Por fortuna, Alejandro parecía dispuesto a mantenerse alejado de ella lo máximo posible, aunque eso no quería decir que no la estudiara. Durante aquellos días había aprendido algo de ese extraño ser pecoso que era Emma Montes: era peligrosamente lista. Había visto como Camila se sonrojaba ante su hija cuando intentaba esconderle algo que Emma ya había descubierto, o cómo ella misma se buscaba retos cuando lo que tenía al alcance se le quedaba pequeño.

Alejandro la había espiado una tarde mientras la niña leía un grueso libro sin dibujos cada vez con menos dificultad, preguntándose cómo era posible que algo tan pequeño y molesto resultase tan interesante.

Fue precisamente la atención que prestaba a las ansias de aprendizaje de Emma lo que hizo que Fernando llegara a la conclusión clara de que debía ir al colegio. Una tarde, después de merendar, y mientras la niña hacía sus tareas, Alejandro había oído una conversación en la cocina que ocupó toda su atención.

—Sería raro que le tuviéramos en casa y no le lleváramos al colegio —decía Fernando —, eso daría qué pensar, además de que es un delito no escolarizarle.

—Pero los papeles de su adopción todavía no están del todo listos —murmuró Camila, que se retorcía las manos sentada en la silla de la cocina —. ¿Y si se descubre y surgen problemas?

—Tonterías. Alejandro ya es hijo nuestro, todo eso está arreglado, confía en mí —Fernando hablaba sin levantar la voz, pero con la típica seguridad que le caracterizaba —. Me he encargado de todo. Irá al colegio.

Camila no parecía segura. Su marido le apretó la mano y siguió susurrando algo que Alejandro no pudo oír desde la zona del pasillo donde estaba espiando. Le parecía mal hacerlo después de lo buenos que habían sido los Montes con él, pero para sobrevivir había aprendido a prestar máxima atención a todo lo que ocurriera a su alrededor. Hasta el momento, esa actitud le había ayudado mucho, así que no estaba dispuesto a desprenderse de ella tan fácilmente.

Se preguntó qué pasaría ahora, si las palabras de Fernando serían ciertas “Alejandro ya es hijo nuestro”. ¿De verdad? No creía que a sus verdaderos padres les importara demasiado ser sustituidos, pero no estaba seguro de si aquello se podía hacer. ¿Podían personas ajenas escoger tener por hijo a cualquier niño sin más? A juzgar por la seguridad del agente Montes, parecía posible. Incluso había arreglado papeles que demostrarían que él, Alejandro, pertenecía ahora a esa familia. Estaba decidiendo cómo sentirse sobre eso cuando algo en la conversación lo impulsó a participar.

—Probablemente tenga que empezar desde primer curso —decía Camila con preocupación—. Es muy posible que no conozca las letras, tal vez no sepa hacer cuentas sencillas, escribir su nombre o leer palabras cortas.

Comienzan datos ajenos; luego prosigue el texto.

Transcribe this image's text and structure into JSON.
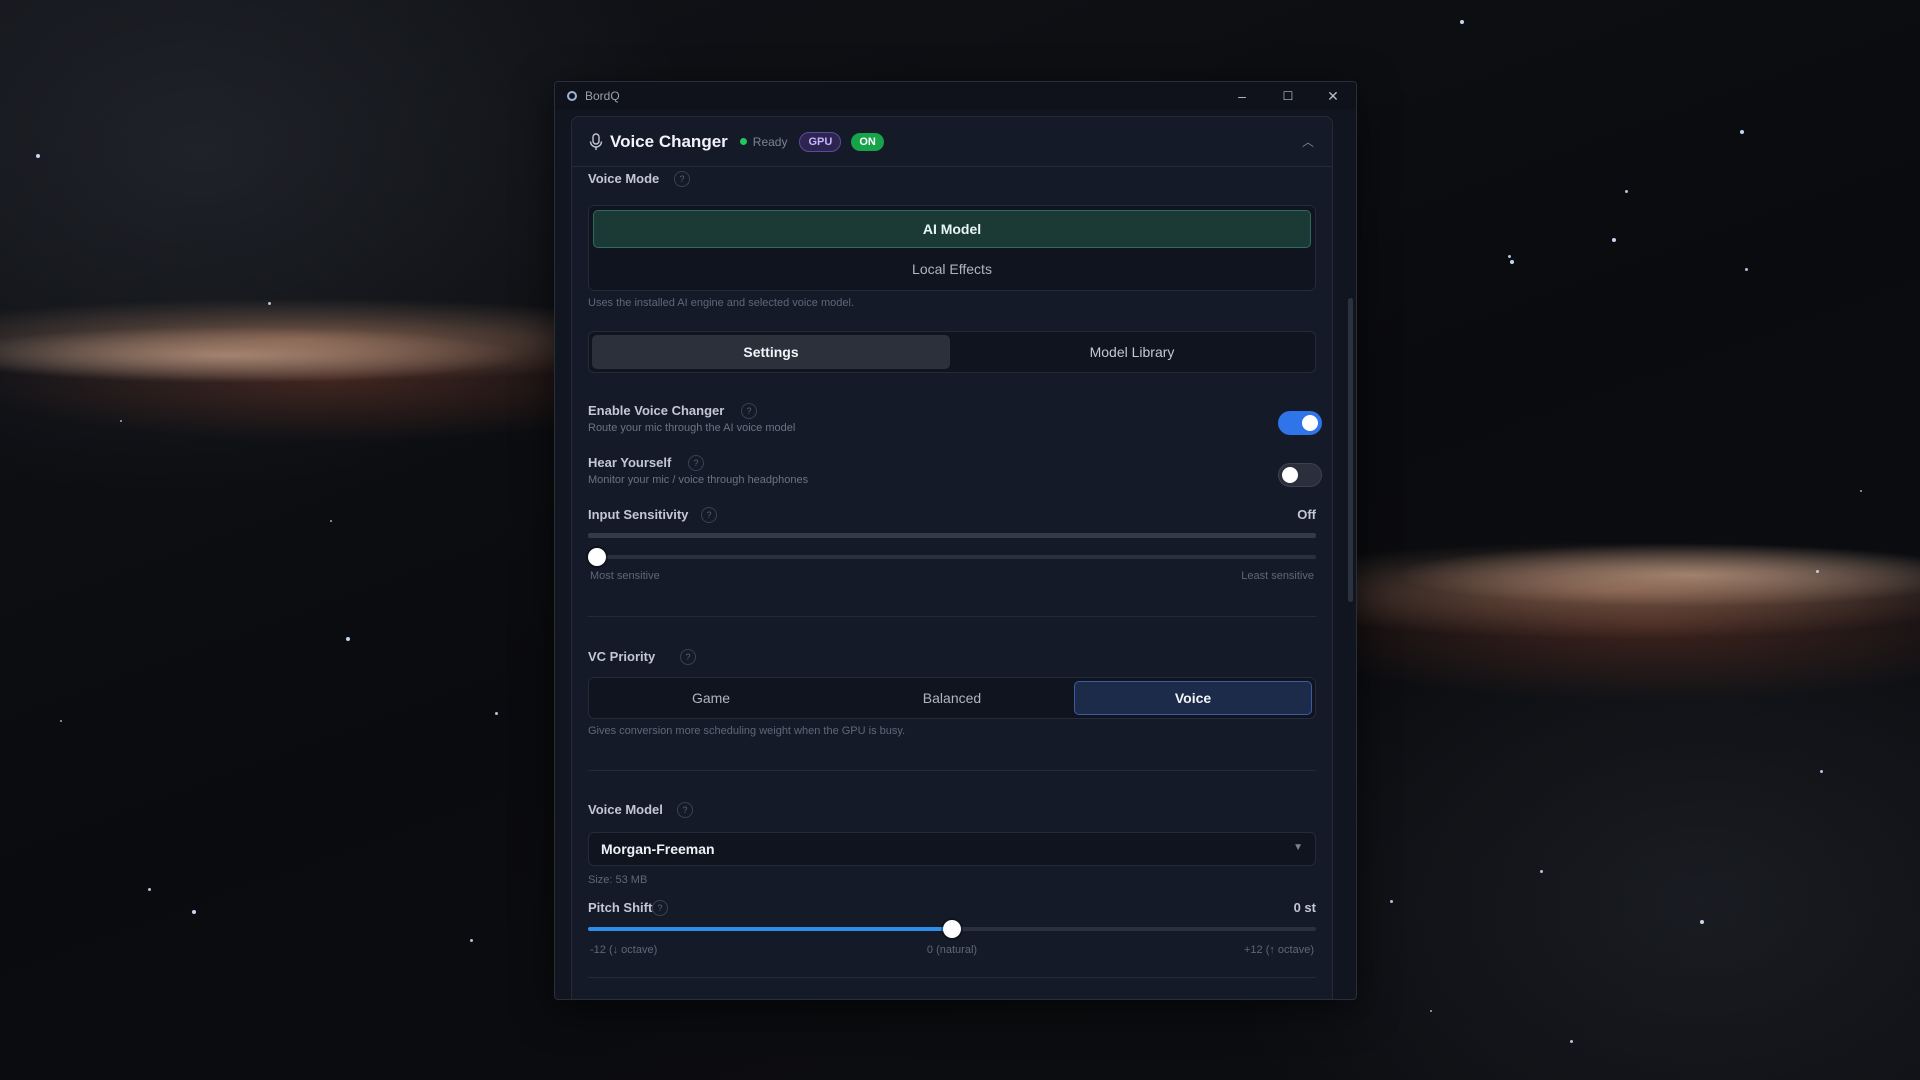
{
  "window": {
    "title": "BordQ",
    "minimize": "–",
    "maximize": "☐",
    "close": "✕"
  },
  "header": {
    "title": "Voice Changer",
    "status": "Ready",
    "badge_gpu": "GPU",
    "badge_on": "ON",
    "collapse": "︿"
  },
  "voice_mode": {
    "label": "Voice Mode",
    "options": [
      "AI Model",
      "Local Effects"
    ],
    "selected": "AI Model",
    "hint": "Uses the installed AI engine and selected voice model."
  },
  "tabs": {
    "items": [
      "Settings",
      "Model Library"
    ],
    "selected": "Settings"
  },
  "enable_vc": {
    "label": "Enable Voice Changer",
    "sub": "Route your mic through the AI voice model",
    "on": true
  },
  "hear_yourself": {
    "label": "Hear Yourself",
    "sub": "Monitor your mic / voice through headphones",
    "on": false
  },
  "input_sensitivity": {
    "label": "Input Sensitivity",
    "value_text": "Off",
    "level": 0,
    "min_label": "Most sensitive",
    "max_label": "Least sensitive"
  },
  "vc_priority": {
    "label": "VC Priority",
    "options": [
      "Game",
      "Balanced",
      "Voice"
    ],
    "selected": "Voice",
    "hint": "Gives conversion more scheduling weight when the GPU is busy."
  },
  "voice_model": {
    "label": "Voice Model",
    "value": "Morgan-Freeman",
    "size": "Size: 53 MB"
  },
  "pitch_shift": {
    "label": "Pitch Shift",
    "value_text": "0 st",
    "value": 0,
    "min": -12,
    "max": 12,
    "min_label": "-12 (↓ octave)",
    "mid_label": "0 (natural)",
    "max_label": "+12 (↑ octave)"
  },
  "colors": {
    "accent_blue": "#2f74e8",
    "ready_green": "#22c55e",
    "ai_model_bg": "#1b3a36",
    "gpu_purple": "#c4b5fd"
  }
}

—Sí que sé leer —contestó con timidez, dando un paso al frente—. Y escribir también.

—¡Ja! ¿Qué te parece eso? —Fernando se dio una palmada en el muslo —, y tú que pretendías matricularlo en los cursos infantiles.

—¿Dónde aprendiste, cariño?

Alejandro tragó saliva, mirándose las deportivas nuevas. Camila Montes era muy maternal con Emma, siempre acariciándola, sonriéndole, y diciéndole palabras con ese tono dulce que usaban las madres. Últimamente también había empezado a hacerlo con él tras unos primeros días en que parecía bastante tensa. Era muy agradable, y como estaba seguro de que a su madre no le importaría, Alejandro había decidido dejar que esa sensación cálida que le dominaba cada vez que le trataban así se acomodara dentro de él.

—Fui a la escuela pública desde los cuatro años —explicó, bajo la atenta mirada de sus interlocutores —, vivía muy cerca, podía ir solo.

—¿Acudiste hasta que… te quedaste solo? —inquirió Fernando, ignorando el mohín asombrado de su esposa. El niño asintió—. Bien… muy bien, entonces te harán una prueba de nivel para ver qué curso te corresponde.

—¿Te gustaría ir al colegio, Alejandro? ¿Con Emma y otros niños? —Camila le sonrió, estirando la mano para tocarle el hombro.

Volvió a afirmar, sin nada mejor que decir. Nunca le habían hecho preguntas sobre sus preferencias, o sobre si quería o no algo. Era una cosa más a la que tendría que acostumbrarse junto a los Montes. La idea de ir al colegio y aprender cosas le gustaba, ¿quién sabía si tendría que volver a salir adelante solo? No podía confiar en que siempre estaría tan arropado y consentido como lo estaba ahora, de modo que todo lo que pudiera aprovechar, debería hacerlo.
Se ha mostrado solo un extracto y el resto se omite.